L’initiative : Dans Une soirée au hammam le lecteur se trouve dans l’univers des femmes. Comment avez-vous eu l’idée de mettre le projecteur sur ce monde caché ?

Chafika Berber : Le hammam me semble le lieu où la féminité se découvre et se met à nu comme nulle part ailleurs. Dans ce roman où les personnages restent fictifs, j’ai simplement fermé les yeux et rapporté non pas des souvenirs mais des ressentis d’un lieu où, au-delà des rituels et des ablutions, se détachent des ombres mises en lumière par une attitude, une lascivité, une sensualité et surtout une espèce de connivence que la rue ou le quotidien ne révèle qu’avec parcimonie. C’est un monde caché subtilement par cette enfilade de pièces où la chaleur monte crescendo et où les corps se dissolvent et subliment ainsi la femme. En fait, il s’agit d’un projecteur pour les hommes, une manière de réveiller leur curiosité et de dévoiler toute la poésie d’une nudité qui les effraie et des mots tus qui s’opposent aux fins heureuses. 

La description est détaillée d’une manière telle qu’un réalisateur n’aura aucun mal à mettre sur écran cet univers. Pensez-vous que ce qui se déroule dans le hammam est un monde secret ?

N’est-ce pas là toute la poésie du hammam, un antre opaque où les secrets des femmes se découvrent depuis le vestiaire à l’entrée puis se dénudent complètement dans un abandon où la pudeur et la honte imposées font place à la célébration des corps et du bien-être.

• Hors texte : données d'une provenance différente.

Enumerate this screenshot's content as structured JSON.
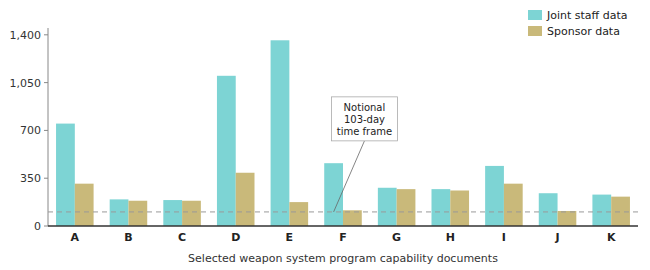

Des secrets que j’ai voulu encore plus forts en révélant à l’extérieur, des histoires parfois féroces où la femme est confrontée aux interdits. C’est un monde secret pour la rue et « ses » hommes mais qui, à l’intérieur de ses murs, offre toutes les libertés non seulement au corps mais à l’esprit, un monde indiscret et bavard. 

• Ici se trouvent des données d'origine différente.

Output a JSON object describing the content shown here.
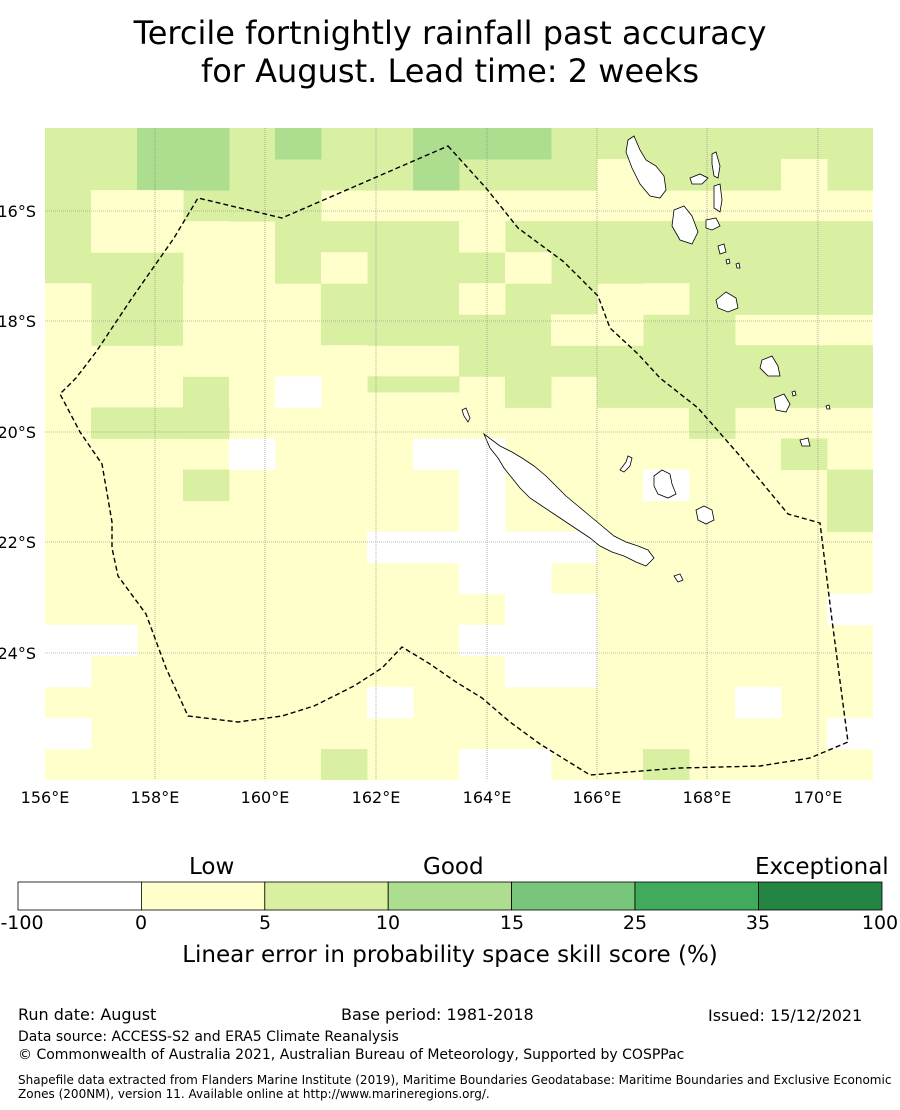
{
  "title": {
    "line1": "Tercile fortnightly rainfall past accuracy",
    "line2": "for August. Lead time: 2 weeks"
  },
  "map": {
    "lat_labels": [
      "16°S",
      "18°S",
      "20°S",
      "22°S",
      "24°S"
    ],
    "lon_labels": [
      "156°E",
      "158°E",
      "160°E",
      "162°E",
      "164°E",
      "166°E",
      "168°E",
      "170°E"
    ],
    "colors": {
      "white": "#ffffff",
      "c0_5": "#ffffcc",
      "c5_10": "#d9f0a3",
      "c10_15": "#addd8e",
      "c15_25": "#78c679",
      "c25_35": "#41ab5d",
      "c35_100": "#238443"
    }
  },
  "legend": {
    "categories": [
      "Low",
      "Good",
      "Exceptional"
    ],
    "ticks": [
      "-100",
      "0",
      "5",
      "10",
      "15",
      "25",
      "35",
      "100"
    ],
    "title": "Linear error in probability space skill score (%)"
  },
  "footer": {
    "run_date": "Run date: August",
    "base_period": "Base period: 1981-2018",
    "issued": "Issued: 15/12/2021",
    "data_source": "Data source: ACCESS-S2 and ERA5 Climate Reanalysis",
    "copyright": "© Commonwealth of Australia 2021, Australian Bureau of Meteorology, Supported by COSPPac",
    "shapefile": "Shapefile data extracted from Flanders Marine Institute (2019), Maritime Boundaries Geodatabase: Maritime Boundaries and Exclusive Economic Zones (200NM), version 11. Available online at http://www.marineregions.org/."
  }
}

La lecture de Une soirée au hammam rappelle Femmes d’Alger dans leur appartement de Assia Djebar. Pensez-vous qu’un lieu clos, destiné qu’aux femmes aide à libérer la parole ?

Assia Djebar révèle l’intimité des femmes que la peinture de Delacroix célèbre par la lumière, les couleurs, une beauté exotique qui cachent la condition réelle de ces femmes. Le hammam plus qu’un foyer si bien scellé dans les maisons traditionnelles avec leurs fenêtres sur cour et plus récemment avec leurs barreaux solides, me semble le plus approprié. Il offre une liberté unique où les corps se touchent, fusionnent et les contours restent flous entrainant ainsi une intimité propice aux confidences. Il s’agit d’un espace de plaisir mais qui vous débarrasse de toutes vos impuretés, les rigoles d’eaux les emportent et avec elles les silences et les maux. Restent les mots, les vrais…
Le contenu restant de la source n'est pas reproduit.